Discussion and Conclusion
Since the OSHA reference for 8-hour TWA PEL for methyl-n-amyl-ketone is 100 ppm; hence, the results for both the samples were far below the OSHA reference for 8-hour TWA PEL for methyl-n-amyl-ketone (51.78 ppm and 39.41 ppm versus 100 ppm). On the contrary, the ACGIH TLV for methyl-n-amyl-ketone is 50 ppm. Hence, the exposure level to methyl-n-amyl-ketone for sample 1 was marginally more than the ACGIH TLV for methyl-n-amyl-ketone (51.78 ppm versus 50 ppm). However, the exposure level to methyl-n-amyl-ketone for sample 2 was also less than the ACGIH TLV for methyl-n-amyl-ketone (39.41 ppm versus 50 ppm). The sampling strategy was based on Gas Chromatographic analysis which is a standardized measure for estimating volatile gases and vapors (Ashley, 2015).
Recommendations
The present analysis reflected that sample 1 is predisposed to the risk of eye and skin irritation as per the TLV standards of the American Conference of Governmental Industrial and Hygienists for methyl-n-amyl-ketone. Such personal exposure limits to methyl-n-amyl-ketone is not legally enforceable by OSHA. However, the organization should arrange for protective suits and protective glasses for Sample 1.
References
Ashley, K. (2015).
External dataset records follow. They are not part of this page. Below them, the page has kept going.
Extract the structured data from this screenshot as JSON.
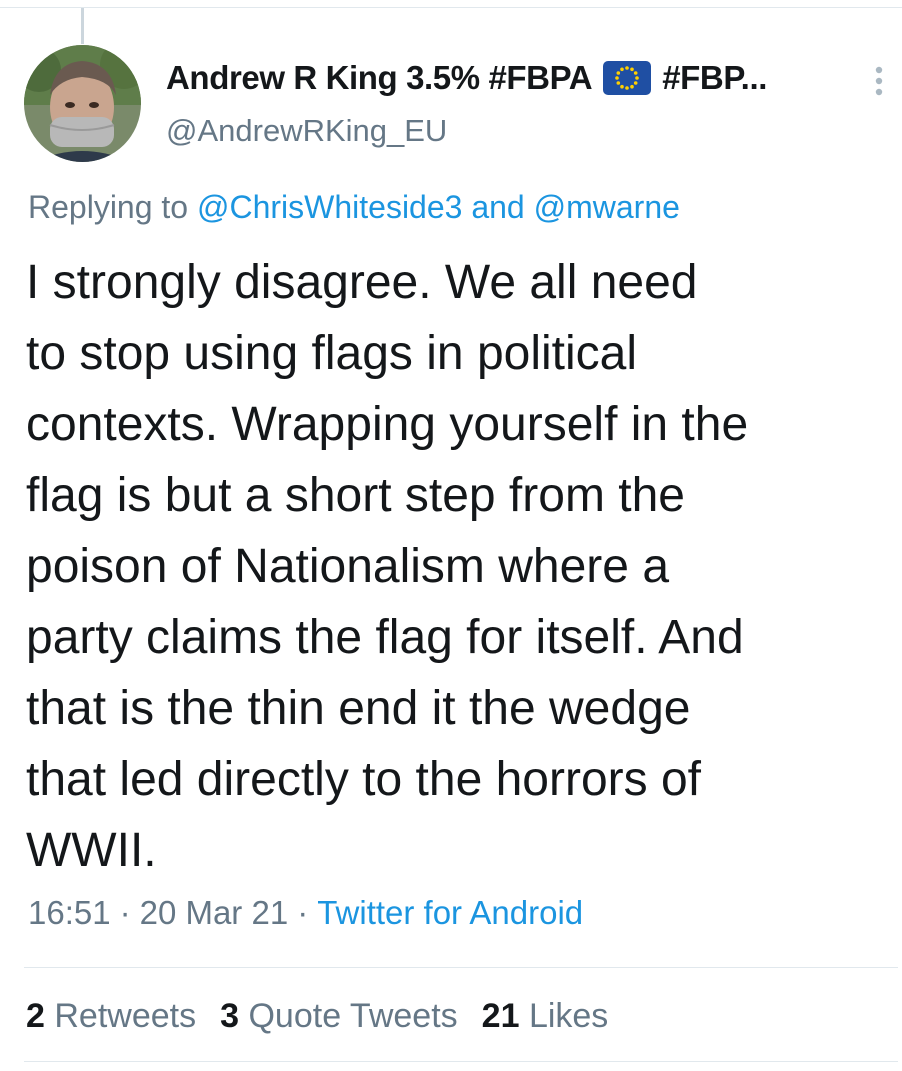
{
  "author": {
    "display_name": "Andrew R King 3.5% #FBPA",
    "display_name_suffix": "#FBP...",
    "flag_icon": "eu-flag-emoji",
    "handle": "@AndrewRKing_EU"
  },
  "reply": {
    "prefix": "Replying to",
    "user1": "@ChrisWhiteside3",
    "conjunction": "and",
    "user2": "@mwarne"
  },
  "tweet": {
    "lines": [
      "I strongly disagree. We all need",
      "to stop using flags in political",
      "contexts. Wrapping yourself in the",
      "flag is but a short step from the",
      "poison of Nationalism where a",
      "party claims the flag for itself. And",
      "that is the thin end it the wedge",
      "that led directly to the horrors of",
      "WWII."
    ]
  },
  "meta": {
    "time": "16:51",
    "separator": "·",
    "date": "20 Mar 21",
    "source": "Twitter for Android"
  },
  "stats": {
    "retweets_count": "2",
    "retweets_label": "Retweets",
    "quotes_count": "3",
    "quotes_label": "Quote Tweets",
    "likes_count": "21",
    "likes_label": "Likes"
  },
  "colors": {
    "link": "#1b95e0",
    "secondary_text": "#657786",
    "primary_text": "#14171a",
    "divider": "#e1e8ed"
  }
}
Analytical performance issues: Harmonization of NIOSH sampling and analytical methods with related international voluntary consensus standards. Journal of Occupational and Environmental Hygiene, 12(7), D107–D115.
Coffey, C., LeBouf, R., Lee, L., Slaven, J., & Martin, S. (2012). Effect of calibration and environmental condition on the performance of direct-reading organic vapor monitors. Journal of Occupational and Environmental Hygiene, 9(11), 670-680.